Speaking to the Honolulu Civil Beat, Martin added Mangione left Surfbreak in mid-2020 and the pair stayed in regular contact, with Mangione later texting over images of his spinal surgery. Martin said he questioned how the surgery had gone, and Mangione replied "long story" without any further details.

Then this summer Mangione went "radio silent," Martin added. His last text to Mangione—before seeing him on the news—read, "Where in the world are you?"

Mangione's apparent withdrawal from his friendships is at odds with the impression he left on former classmates.

A former student at Baltimore's Gilman School, which charges $37,690 in tuition for its oldest students, Mangione is remembered by peers as friendly and athletic.

His classmate Freddie Leatherbury told the Associated Press that Mangione came from a wealthy family, even by the school's standards.

Mangione’s LinkedIn profile lists his current workplace as TrueCar, an online car sales site, though a spokesperson for the company fold Fortune he hasn’t worked there as an engineer since 2023.

‘Thoughtful and deeply compassionate’

While living in the applications-only Hawaiian community, Mangione founded a book club alongside Martin and Jackie Wexler, a food technologist based in New York.

Wexler told the Honolulu Civil Beat that Mangione was thoughtful and facilitated conversations at the book club by listening carefully.
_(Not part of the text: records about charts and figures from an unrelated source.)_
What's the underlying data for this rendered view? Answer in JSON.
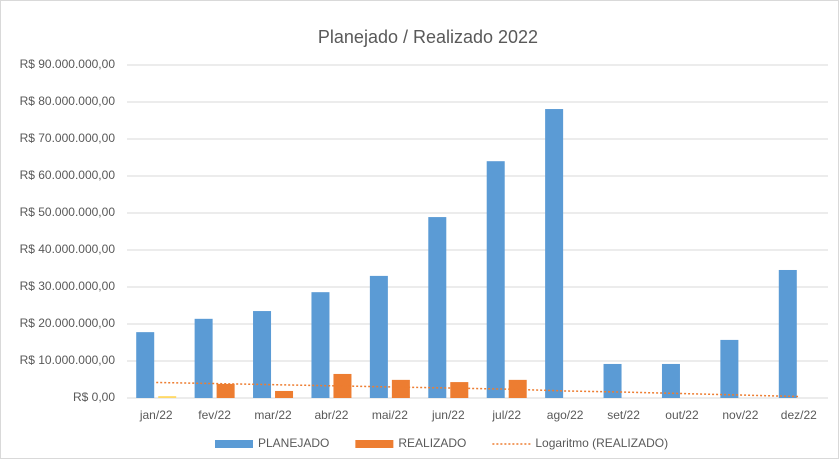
{
  "chart_data": {
    "type": "bar",
    "title": "Planejado / Realizado 2022",
    "categories": [
      "jan/22",
      "fev/22",
      "mar/22",
      "abr/22",
      "mai/22",
      "jun/22",
      "jul/22",
      "ago/22",
      "set/22",
      "out/22",
      "nov/22",
      "dez/22"
    ],
    "series": [
      {
        "name": "PLANEJADO",
        "color": "#5b9bd5",
        "values": [
          17800000,
          21400000,
          23500000,
          28600000,
          33000000,
          48900000,
          64000000,
          78100000,
          9200000,
          9200000,
          15700000,
          34600000
        ]
      },
      {
        "name": "REALIZADO",
        "color": "#ed7d31",
        "colors": [
          "#ffd966",
          "#ed7d31",
          "#ed7d31",
          "#ed7d31",
          "#ed7d31",
          "#ed7d31",
          "#ed7d31",
          "#ed7d31",
          "#ed7d31",
          "#ed7d31",
          "#ed7d31",
          "#ed7d31"
        ],
        "values": [
          500000,
          3800000,
          1900000,
          6500000,
          4900000,
          4300000,
          4900000,
          0,
          0,
          0,
          0,
          0
        ]
      }
    ],
    "trendline": {
      "name": "Logaritmo (REALIZADO)",
      "color": "#ed7d31",
      "values": [
        4200000,
        3900000,
        3600000,
        3300000,
        3000000,
        2700000,
        2400000,
        1900000,
        1600000,
        1200000,
        800000,
        400000
      ]
    },
    "ylim": [
      0,
      90000000
    ],
    "yticks": [
      {
        "value": 0,
        "label": "R$ 0,00"
      },
      {
        "value": 10000000,
        "label": "R$ 10.000.000,00"
      },
      {
        "value": 20000000,
        "label": "R$ 20.000.000,00"
      },
      {
        "value": 30000000,
        "label": "R$ 30.000.000,00"
      },
      {
        "value": 40000000,
        "label": "R$ 40.000.000,00"
      },
      {
        "value": 50000000,
        "label": "R$ 50.000.000,00"
      },
      {
        "value": 60000000,
        "label": "R$ 60.000.000,00"
      },
      {
        "value": 70000000,
        "label": "R$ 70.000.000,00"
      },
      {
        "value": 80000000,
        "label": "R$ 80.000.000,00"
      },
      {
        "value": 90000000,
        "label": "R$ 90.000.000,00"
      }
    ],
    "grid": true,
    "legend": "bottom"
  }
}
“He was just such a thoughtful and deeply compassionate person at everything he did,” added Wexler, who had studied at UPenn alongside Mangione but hadn't become friends with him until they lived together in Hawaii.

Reading for the club included What’s Our Problem? by Tim Urban—described as a self-help book for society—and The Ape That Understood the Universe: How the Mind and Culture Evolve by Steve Stewart-Williams—a book that examines how mankind might be reviewed by other species.

Reading the manifesto of Ted Kaczynski—later known as the Unabomber—was first suggested as a joke, Wexler and Martin added, and ultimately led to the book club disbanding because of the material.

But Mangione seemingly read the script. In January, a Goodreads account with Mangione’s name and photo gave a four-star review to Theodore Kaczynski’s infamous anti-technology critiqueIndustrial Society and Its Future.

“It’s easy to quickly and thoughtless write this off as the manifesto of a lunatic, in order to avoid facing some of the uncomfortable problems it identifies,” Mangione wrote. “But it’s simply impossible to ignore how prescient many of his predictions about modern society turned out.”

Mangione's profile has since been made private but also reportedly included a reading list about back pain.

Mangione was charged with the Dec. 4 assassination of health insurance boss Thompson after the Ivy League graduate was arrested in connection with the event yesterday, when police apprehended him in a McDonald's in Altoona, Pa.